Nello specifico, a provocare lo strappo è stata la questione dell’immunità civile e penale che finora veniva garantita alle figure apicali (prima i commissari, oggi i vertici aziendali) per evitare loro di incorrere in reati ambientali nel periodo di transizione necessario ad attuare le prescrizioni anti-inquinamento. Ma l’attuale Esecutivo ha deciso di abolire questo trattamento di favore, probabilmente per evitare che questa garanzia di impunità inducesse a un minor impegno nell’attuare le disposizioni governative. Quindi un modo per “incentivare” i responsabili ad adottare velocemente le misure atte a salvaguardare l’ambiente e la salute dei cittadini, cosa che forse si poteva ottenere anche con uno stretto controllo sull’attuazione del cronoprogramma degli interventi, sanzionando le eventuali inadempienze contrattuali.
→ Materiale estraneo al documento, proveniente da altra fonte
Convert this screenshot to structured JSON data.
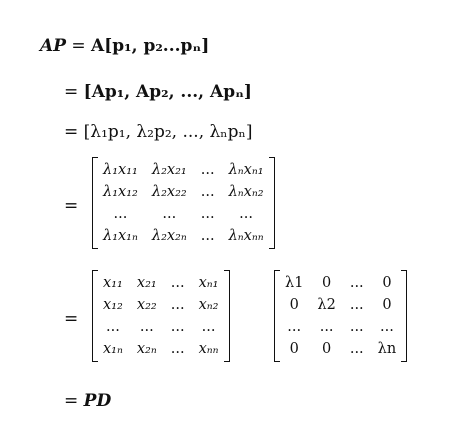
{
  "line1": {
    "lhs": "AP",
    "eq": "=",
    "rhs": "A[p₁, p₂...pₙ]"
  },
  "line2": {
    "eq": "=",
    "rhs": "[Ap₁, Ap₂, ..., Apₙ]"
  },
  "line3": {
    "eq": "=",
    "rhs": "[λ₁p₁, λ₂p₂, ..., λₙpₙ]"
  },
  "line4": {
    "eq": "=",
    "matrix": [
      [
        "λ₁x₁₁",
        "λ₂x₂₁",
        "...",
        "λₙxₙ₁"
      ],
      [
        "λ₁x₁₂",
        "λ₂x₂₂",
        "...",
        "λₙxₙ₂"
      ],
      [
        "...",
        "...",
        "...",
        "..."
      ],
      [
        "λ₁x₁ₙ",
        "λ₂x₂ₙ",
        "...",
        "λₙxₙₙ"
      ]
    ]
  },
  "line5": {
    "eq": "=",
    "matrixP": [
      [
        "x₁₁",
        "x₂₁",
        "...",
        "xₙ₁"
      ],
      [
        "x₁₂",
        "x₂₂",
        "...",
        "xₙ₂"
      ],
      [
        "...",
        "...",
        "...",
        "..."
      ],
      [
        "x₁ₙ",
        "x₂ₙ",
        "...",
        "xₙₙ"
      ]
    ],
    "matrixD": [
      [
        "λ1",
        "0",
        "...",
        "0"
      ],
      [
        "0",
        "λ2",
        "...",
        "0"
      ],
      [
        "...",
        "...",
        "...",
        "..."
      ],
      [
        "0",
        "0",
        "...",
        "λn"
      ]
    ]
  },
  "line6": {
    "eq": "=",
    "rhs": "PD"
  }
}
È possibile che sulla decisione del Governo abbia pesato negativamente la sistematica violazione dei tempi e delle normative da parte delle gestioni precedenti, fatto sta che i vertici della multinazionale hanno colto l’occasione per decidere il ritiro dall’accordo, ufficialmente proprio per questo strappo sulle tematiche ambientali. Ma potrebbe esserci dell’altro, perché il mercato dell’acciaio è in crisi in tutto il mondo, dunque questa potrebbe essere almeno in parte una scusa per abbandonare uno stabilimento che in realtà avrebbe anche qualche problema di sostenibilità economica. Per valutare correttamente il peso dei due fattori, economico e ambientale, in questa vicenda, occorre però ampliare lo sguardo oltre le ciminiere dello stabilimento pugliese, osservando la questione in un’ottica globale.
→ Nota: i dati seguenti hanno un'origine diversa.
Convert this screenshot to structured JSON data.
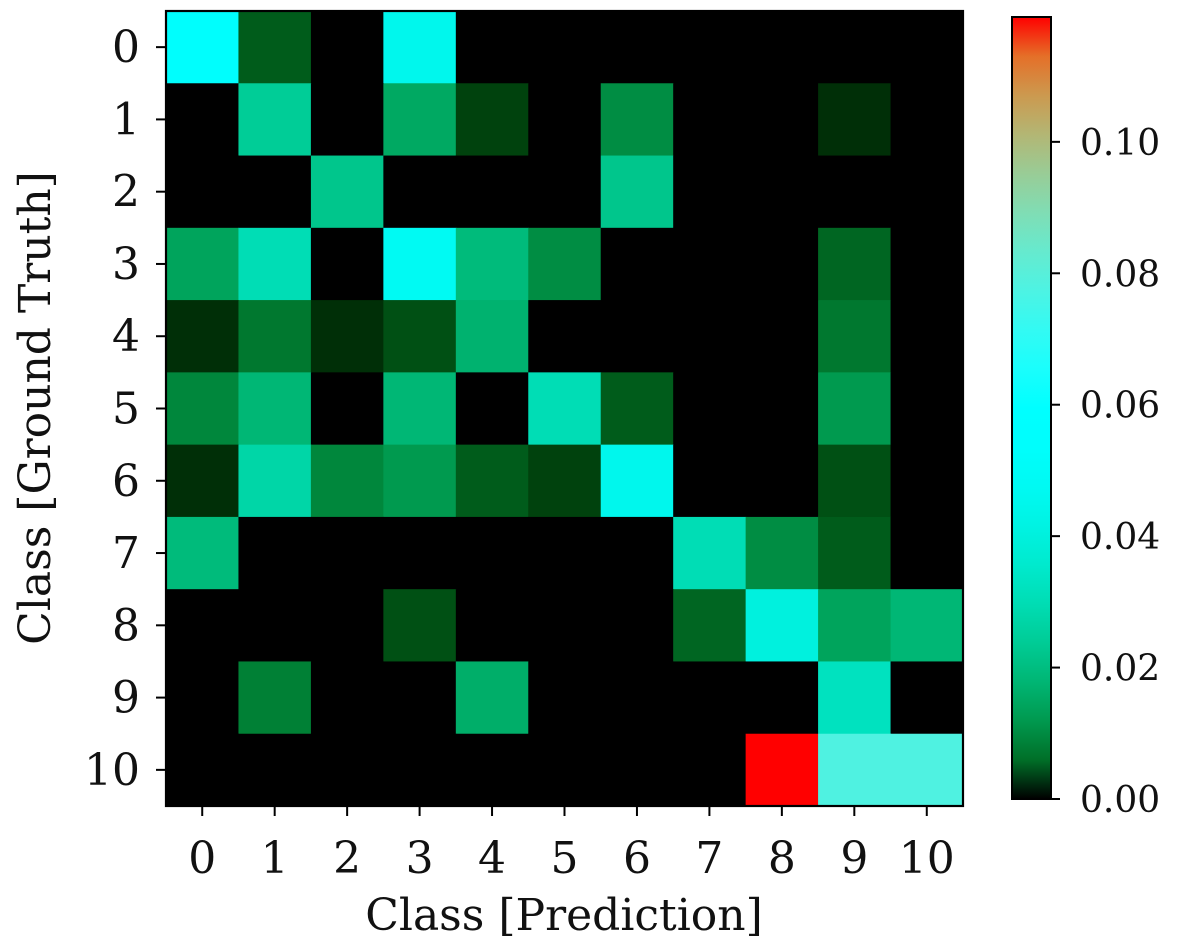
{
  "chart_data": {
    "type": "heatmap",
    "title": "",
    "xlabel": "Class [Prediction]",
    "ylabel": "Class [Ground Truth]",
    "x_categories": [
      "0",
      "1",
      "2",
      "3",
      "4",
      "5",
      "6",
      "7",
      "8",
      "9",
      "10"
    ],
    "y_categories": [
      "0",
      "1",
      "2",
      "3",
      "4",
      "5",
      "6",
      "7",
      "8",
      "9",
      "10"
    ],
    "values": [
      [
        0.055,
        0.004,
        0.0,
        0.045,
        0.0,
        0.0,
        0.0,
        0.0,
        0.0,
        0.0,
        0.0
      ],
      [
        0.0,
        0.024,
        0.0,
        0.015,
        0.002,
        0.0,
        0.01,
        0.0,
        0.0,
        0.001,
        0.0
      ],
      [
        0.0,
        0.0,
        0.022,
        0.0,
        0.0,
        0.0,
        0.022,
        0.0,
        0.0,
        0.0,
        0.0
      ],
      [
        0.014,
        0.03,
        0.0,
        0.048,
        0.019,
        0.01,
        0.0,
        0.0,
        0.0,
        0.005,
        0.0
      ],
      [
        0.001,
        0.007,
        0.001,
        0.003,
        0.017,
        0.0,
        0.0,
        0.0,
        0.0,
        0.007,
        0.0
      ],
      [
        0.009,
        0.018,
        0.0,
        0.018,
        0.0,
        0.03,
        0.004,
        0.0,
        0.0,
        0.012,
        0.0
      ],
      [
        0.001,
        0.027,
        0.009,
        0.012,
        0.004,
        0.002,
        0.045,
        0.0,
        0.0,
        0.003,
        0.0
      ],
      [
        0.019,
        0.0,
        0.0,
        0.0,
        0.0,
        0.0,
        0.0,
        0.03,
        0.01,
        0.004,
        0.0
      ],
      [
        0.0,
        0.0,
        0.0,
        0.003,
        0.0,
        0.0,
        0.0,
        0.005,
        0.04,
        0.014,
        0.018
      ],
      [
        0.0,
        0.008,
        0.0,
        0.0,
        0.016,
        0.0,
        0.0,
        0.0,
        0.0,
        0.032,
        0.0
      ],
      [
        0.0,
        0.0,
        0.0,
        0.0,
        0.0,
        0.0,
        0.0,
        0.0,
        0.119,
        0.078,
        0.078
      ]
    ],
    "colorbar": {
      "colormap": "rainbow",
      "range": [
        0,
        0.119
      ],
      "ticks": [
        0.0,
        0.02,
        0.04,
        0.06,
        0.08,
        0.1
      ],
      "tick_labels": [
        "0.00",
        "0.02",
        "0.04",
        "0.06",
        "0.08",
        "0.10"
      ]
    },
    "grid": false
  }
}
Perché purtroppo la storia di Taranto non è un unicum. Nel suo libro-inchiesta “Legami di ferro”, Beatrice Ruscio dedica ampio spazio a ricollegare la vicenda della città jonica con quella di Piquià de Baixo, popoloso insediamento della selva brasiliana originariamente circondato da una vegetazione rigogliosa, oggi colonizzato dall’industria siderurgica e ribattezzato Pequia, acronimo che sta per “Polo Petrol-Quimico de Acailandia”, il petrolchimico della terra dell’acciaio. Il minerale di ferro che pervade aria, strade e polmoni dei cittadini di questo sito (per noi) remoto è lo stesso che viene esportato a Taranto, le lavorazioni sono analoghe, la produzione di sostanze tossiche e l’impatto sulla popolazione e sull’ambiente anche.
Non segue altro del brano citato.